Le Devoir

Alain Platel, des chevaux et des hommes

- CATHERINE LALONDE à Lyon Notre journalist­e est à Lyon à l’invitation de la Biennale de la danse.

Ça s’appelait d’abord le Mahler Projekt, pensé par Alain Platel, auteur de danse aux oeuvres attendues et directeur depuis 1984 des belges Ballets C de la B. C’est devenu Nicht Schlafen, «Ne dormez pas » en allemand, une longue pièce sur les tensions et glissement­s des débuts de siècle. Une danse pour trois chevaux morts, huit hommes et une femme, bien vivants eux, mais perdus et éperdus.

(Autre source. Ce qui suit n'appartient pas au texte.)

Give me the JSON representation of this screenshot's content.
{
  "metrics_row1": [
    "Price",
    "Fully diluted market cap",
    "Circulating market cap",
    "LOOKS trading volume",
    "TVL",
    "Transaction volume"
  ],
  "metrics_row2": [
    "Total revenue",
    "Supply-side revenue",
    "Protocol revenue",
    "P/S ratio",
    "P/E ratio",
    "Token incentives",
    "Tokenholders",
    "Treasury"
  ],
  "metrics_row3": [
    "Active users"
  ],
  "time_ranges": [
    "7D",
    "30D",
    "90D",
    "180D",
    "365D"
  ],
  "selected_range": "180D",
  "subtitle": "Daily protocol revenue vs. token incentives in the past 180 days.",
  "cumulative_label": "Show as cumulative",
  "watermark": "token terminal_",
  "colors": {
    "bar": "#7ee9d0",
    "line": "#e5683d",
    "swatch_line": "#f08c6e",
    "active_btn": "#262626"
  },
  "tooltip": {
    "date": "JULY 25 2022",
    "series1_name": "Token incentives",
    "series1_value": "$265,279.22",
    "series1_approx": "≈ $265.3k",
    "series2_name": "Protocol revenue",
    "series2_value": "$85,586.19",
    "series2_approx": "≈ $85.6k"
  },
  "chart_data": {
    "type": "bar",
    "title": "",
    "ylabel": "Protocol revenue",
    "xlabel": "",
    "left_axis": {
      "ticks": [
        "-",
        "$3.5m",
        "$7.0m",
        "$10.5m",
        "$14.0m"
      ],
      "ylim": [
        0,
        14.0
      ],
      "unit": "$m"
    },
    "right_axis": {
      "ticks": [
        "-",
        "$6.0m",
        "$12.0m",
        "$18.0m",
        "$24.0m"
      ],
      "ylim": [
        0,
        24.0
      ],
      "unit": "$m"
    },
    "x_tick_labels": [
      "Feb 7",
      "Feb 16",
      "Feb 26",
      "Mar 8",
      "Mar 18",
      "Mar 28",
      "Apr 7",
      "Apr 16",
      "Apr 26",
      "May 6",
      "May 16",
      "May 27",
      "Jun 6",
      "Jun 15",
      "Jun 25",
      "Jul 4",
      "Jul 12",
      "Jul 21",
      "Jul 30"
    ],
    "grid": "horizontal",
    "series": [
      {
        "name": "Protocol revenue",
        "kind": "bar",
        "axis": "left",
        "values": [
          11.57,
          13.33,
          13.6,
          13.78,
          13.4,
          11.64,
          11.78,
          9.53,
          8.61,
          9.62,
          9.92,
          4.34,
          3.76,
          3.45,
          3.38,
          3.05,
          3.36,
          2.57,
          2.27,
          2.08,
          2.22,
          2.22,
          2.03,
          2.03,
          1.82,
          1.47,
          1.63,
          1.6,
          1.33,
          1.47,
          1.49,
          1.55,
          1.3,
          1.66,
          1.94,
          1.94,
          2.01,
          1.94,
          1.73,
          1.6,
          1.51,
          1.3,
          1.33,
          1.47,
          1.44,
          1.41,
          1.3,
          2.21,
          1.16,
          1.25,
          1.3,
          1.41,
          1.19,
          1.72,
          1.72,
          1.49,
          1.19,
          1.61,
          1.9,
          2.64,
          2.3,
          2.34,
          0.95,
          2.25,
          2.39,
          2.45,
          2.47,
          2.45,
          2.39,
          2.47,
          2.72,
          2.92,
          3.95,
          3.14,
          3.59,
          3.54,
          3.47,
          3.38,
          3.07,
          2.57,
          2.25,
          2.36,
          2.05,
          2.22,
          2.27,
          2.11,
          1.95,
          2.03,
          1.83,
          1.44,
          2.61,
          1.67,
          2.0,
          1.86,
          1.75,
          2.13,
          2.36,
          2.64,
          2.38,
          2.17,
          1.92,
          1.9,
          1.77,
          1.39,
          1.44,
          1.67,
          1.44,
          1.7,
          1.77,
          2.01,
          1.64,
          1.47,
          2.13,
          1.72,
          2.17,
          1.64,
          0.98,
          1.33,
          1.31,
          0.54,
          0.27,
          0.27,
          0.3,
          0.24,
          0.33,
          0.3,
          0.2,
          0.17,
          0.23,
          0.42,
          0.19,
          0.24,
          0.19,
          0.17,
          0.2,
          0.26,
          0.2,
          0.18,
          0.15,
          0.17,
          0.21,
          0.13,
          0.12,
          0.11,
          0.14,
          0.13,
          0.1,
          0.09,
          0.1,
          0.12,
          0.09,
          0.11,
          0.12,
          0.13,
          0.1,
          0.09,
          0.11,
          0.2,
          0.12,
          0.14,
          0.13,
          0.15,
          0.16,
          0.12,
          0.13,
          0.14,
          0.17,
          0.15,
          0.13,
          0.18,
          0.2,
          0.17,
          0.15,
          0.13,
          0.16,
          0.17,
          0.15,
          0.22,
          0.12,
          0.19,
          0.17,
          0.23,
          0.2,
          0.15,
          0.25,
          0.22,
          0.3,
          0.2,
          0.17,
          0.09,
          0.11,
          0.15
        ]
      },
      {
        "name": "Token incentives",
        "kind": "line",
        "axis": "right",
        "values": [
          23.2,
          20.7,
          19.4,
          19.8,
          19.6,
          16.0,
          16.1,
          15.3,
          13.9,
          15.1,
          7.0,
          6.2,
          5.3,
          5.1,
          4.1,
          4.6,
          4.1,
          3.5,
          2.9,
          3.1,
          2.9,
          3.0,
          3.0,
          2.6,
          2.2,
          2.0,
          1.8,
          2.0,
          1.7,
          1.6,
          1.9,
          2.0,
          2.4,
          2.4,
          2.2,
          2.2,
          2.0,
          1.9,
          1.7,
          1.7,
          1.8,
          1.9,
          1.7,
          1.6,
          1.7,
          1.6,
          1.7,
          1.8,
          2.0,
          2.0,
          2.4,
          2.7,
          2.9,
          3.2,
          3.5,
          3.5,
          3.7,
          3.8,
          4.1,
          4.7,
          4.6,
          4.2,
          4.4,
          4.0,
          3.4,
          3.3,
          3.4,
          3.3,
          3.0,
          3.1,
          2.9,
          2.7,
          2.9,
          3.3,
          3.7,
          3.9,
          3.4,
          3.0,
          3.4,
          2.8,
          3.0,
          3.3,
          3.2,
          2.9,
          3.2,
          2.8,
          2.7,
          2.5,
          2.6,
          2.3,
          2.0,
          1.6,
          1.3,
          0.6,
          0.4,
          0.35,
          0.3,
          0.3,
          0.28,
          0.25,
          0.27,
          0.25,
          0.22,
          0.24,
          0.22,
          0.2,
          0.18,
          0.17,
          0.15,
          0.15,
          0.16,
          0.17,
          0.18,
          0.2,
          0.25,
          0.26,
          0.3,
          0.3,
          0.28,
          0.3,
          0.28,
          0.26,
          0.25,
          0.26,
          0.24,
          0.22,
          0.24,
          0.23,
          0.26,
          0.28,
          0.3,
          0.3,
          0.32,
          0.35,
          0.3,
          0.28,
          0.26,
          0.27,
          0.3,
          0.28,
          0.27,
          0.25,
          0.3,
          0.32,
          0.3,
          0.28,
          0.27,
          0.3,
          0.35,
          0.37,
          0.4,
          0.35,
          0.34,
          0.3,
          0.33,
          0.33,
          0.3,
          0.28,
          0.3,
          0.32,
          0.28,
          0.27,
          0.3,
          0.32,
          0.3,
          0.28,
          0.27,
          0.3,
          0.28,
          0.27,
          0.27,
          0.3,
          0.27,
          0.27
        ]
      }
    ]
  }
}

Invité à écouter la musique de Mahler (1860-1960), le Belge Alain Platel, toujours obsédé de Bach, n’a d’abord pas du tout aimé. Jusqu’à avoir du mal même à l’écouter. «Mais j’aime bien ce genre de défi», admettait en entrevue publique, de sa voix si douce, sa longue silhouette repliée sur elle-même, celui qui a «encore des problèmes à accepter qu’on [l]'appelle chorégraph­e». Et comme le personnage de Mahler le fascinait, tout comme le monde et l’époque pré-Seconde Guerre mondiale où le compositeu­r a vécu, il y avait là ample matière à créer.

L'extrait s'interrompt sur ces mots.